In exile in the early 1940s, Stefan Zweig looked back on his youth in
pre-war Vienna as the 'golden age of security'. In Zweig's narrative, a shared
sense of private and public stability was soon shattered by the onslaughts
of two world wars, giving rise to a generation perceived to have 'long
since struck the word "security" from [its] vocabulary as a myth'. Yet
immediately following the war, the very word 'security' began to acquire a
new currency and resonance which intensified through the paranoid military
and diplomatic manoeuvrings of the Cold War and has increasingly come to
define our own digital age. Security talk is now ubiquitous, heightened by
the war on terror on the one hand, and the possibilities of new information
technologies on the other. Following revelations about the extent to which
security agencies have penetrated daily lives, we believe that the time is
right to examine how the discourse of security has come to control major
features of contemporary experience.

In particular, security concerns are reshaping conceptions, discussions,
and practices of hospitality. Security and hospitality have long been
uneasy bedfellows. If security is that which one purports to offer in
extending hospitality, it is also that which one puts at stake. As
technologies, processes, and imperatives strive to forestall adverse
events, security activities could well endanger hospitable relationships
between friends and among strangers. From the individual's telephone and
data, to the threshold of the family home, to the borders of the nation,
sites of securitization confound hospitality's injunction to openness,
gifting, and refuge. Modes, etiquettes and platforms of hospitality are,
moreover, evolving. It seems that as we are increasingly "always on", we
extend our means of being "at home" to one another; at the same time, we
find ourselves password-protecting caches of passwords. Further, home twins
homeland: people move more than ever, yet they move through borders which
are progressively militarized.

Such questions--questions at once novel and perennial, intimate and
universal, ethical and political--are amplified in modern and contemporary
literature. Indeed, writers themselves can be found to invite and repulse
their very readers in ways which meditate on the meanings of security and
hospitality. We call on contributors to examine literary texts, in any
genre or language, which consider how subjects, citizens, communities, or
states negotiate the mutual, and potentially exclusive, desires to secure
themselves and offer hospitality to others. We are particularly interested
in interdisciplinary engagements. While our emphasis is on modern and
contemporary experiences and expressions, we are also open to
considerations of the literatures of earlier periods.
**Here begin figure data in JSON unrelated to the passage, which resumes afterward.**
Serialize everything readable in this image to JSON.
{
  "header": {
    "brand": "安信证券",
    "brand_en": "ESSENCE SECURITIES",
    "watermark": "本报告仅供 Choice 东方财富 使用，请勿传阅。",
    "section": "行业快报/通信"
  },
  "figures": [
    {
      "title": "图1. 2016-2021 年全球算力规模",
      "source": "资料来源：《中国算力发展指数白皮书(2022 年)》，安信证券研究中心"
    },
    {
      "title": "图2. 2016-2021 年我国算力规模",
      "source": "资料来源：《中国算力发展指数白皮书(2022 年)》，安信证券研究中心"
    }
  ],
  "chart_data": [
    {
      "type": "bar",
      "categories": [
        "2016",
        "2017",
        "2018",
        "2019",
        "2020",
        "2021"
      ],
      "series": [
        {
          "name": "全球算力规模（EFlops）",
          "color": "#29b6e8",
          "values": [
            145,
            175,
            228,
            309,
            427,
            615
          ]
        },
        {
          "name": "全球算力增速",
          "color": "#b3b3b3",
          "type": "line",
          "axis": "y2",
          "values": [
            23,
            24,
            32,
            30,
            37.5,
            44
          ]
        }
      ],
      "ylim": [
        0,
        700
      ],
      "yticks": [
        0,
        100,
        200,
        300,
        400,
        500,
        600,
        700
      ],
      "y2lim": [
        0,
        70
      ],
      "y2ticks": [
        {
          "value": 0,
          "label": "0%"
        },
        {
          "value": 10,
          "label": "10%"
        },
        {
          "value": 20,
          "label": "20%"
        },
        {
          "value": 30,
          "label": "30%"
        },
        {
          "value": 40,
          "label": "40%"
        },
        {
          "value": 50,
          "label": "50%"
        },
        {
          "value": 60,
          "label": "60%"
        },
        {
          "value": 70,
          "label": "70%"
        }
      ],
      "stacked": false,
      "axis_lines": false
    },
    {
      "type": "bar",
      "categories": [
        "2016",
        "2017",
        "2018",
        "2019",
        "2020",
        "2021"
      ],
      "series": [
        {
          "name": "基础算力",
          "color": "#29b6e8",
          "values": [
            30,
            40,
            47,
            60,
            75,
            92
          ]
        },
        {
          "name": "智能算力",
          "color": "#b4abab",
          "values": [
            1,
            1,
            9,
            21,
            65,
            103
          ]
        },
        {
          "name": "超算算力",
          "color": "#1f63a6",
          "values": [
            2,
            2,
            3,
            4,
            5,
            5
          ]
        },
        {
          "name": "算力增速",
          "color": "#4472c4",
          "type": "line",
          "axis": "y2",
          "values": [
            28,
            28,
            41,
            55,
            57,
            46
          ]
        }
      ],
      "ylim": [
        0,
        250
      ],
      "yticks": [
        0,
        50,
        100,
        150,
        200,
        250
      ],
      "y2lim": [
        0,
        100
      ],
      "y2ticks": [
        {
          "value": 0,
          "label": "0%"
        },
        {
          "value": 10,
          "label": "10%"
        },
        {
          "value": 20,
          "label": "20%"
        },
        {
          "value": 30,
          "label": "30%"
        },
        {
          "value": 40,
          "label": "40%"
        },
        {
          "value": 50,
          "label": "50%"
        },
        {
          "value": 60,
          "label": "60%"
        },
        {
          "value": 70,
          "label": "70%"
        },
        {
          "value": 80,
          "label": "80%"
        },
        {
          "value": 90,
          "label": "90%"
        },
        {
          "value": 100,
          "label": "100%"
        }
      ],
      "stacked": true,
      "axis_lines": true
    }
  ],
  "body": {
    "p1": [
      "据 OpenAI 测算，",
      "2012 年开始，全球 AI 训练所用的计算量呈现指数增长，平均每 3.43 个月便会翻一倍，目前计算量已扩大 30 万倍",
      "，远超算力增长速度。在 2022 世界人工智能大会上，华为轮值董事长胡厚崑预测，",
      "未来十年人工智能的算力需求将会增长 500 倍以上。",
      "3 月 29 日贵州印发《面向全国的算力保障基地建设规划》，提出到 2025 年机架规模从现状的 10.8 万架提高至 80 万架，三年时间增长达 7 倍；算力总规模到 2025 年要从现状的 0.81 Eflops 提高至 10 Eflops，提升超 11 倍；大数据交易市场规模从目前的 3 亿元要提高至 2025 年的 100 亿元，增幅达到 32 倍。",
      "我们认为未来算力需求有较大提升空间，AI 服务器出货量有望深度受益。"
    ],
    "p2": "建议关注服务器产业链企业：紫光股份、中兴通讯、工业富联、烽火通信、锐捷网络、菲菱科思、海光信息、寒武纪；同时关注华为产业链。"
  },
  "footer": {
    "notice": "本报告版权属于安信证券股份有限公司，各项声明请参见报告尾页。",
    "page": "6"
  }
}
In addition to the established theoretical discourses around hospitality
and security, contributors might mobilize a wide range of adjacent ideas,

-privacy and surveillance

-strangers, neighbors, others

-risk, insurance, planning

-information technology
-valences of "domesticity"
-world literature and translatability

-globalization and globalization

-development and neoliberalism

-human rights

-displacement, immigration, asylum

-networks and diasporas
-friends and enemies
-security theatre

Please submit a 500-word abstract for an 8,000-10,000-word essay to Dr
Jeffrey Clapp (jmclapp at ied.edu.hk) and/or Dr Emily Ridge (
eamridge at ied.edu.hk) by 30 May 2014. Please also include a brief biography.
Completed essays will be expected by 31 September 2014. Enquiries welcome.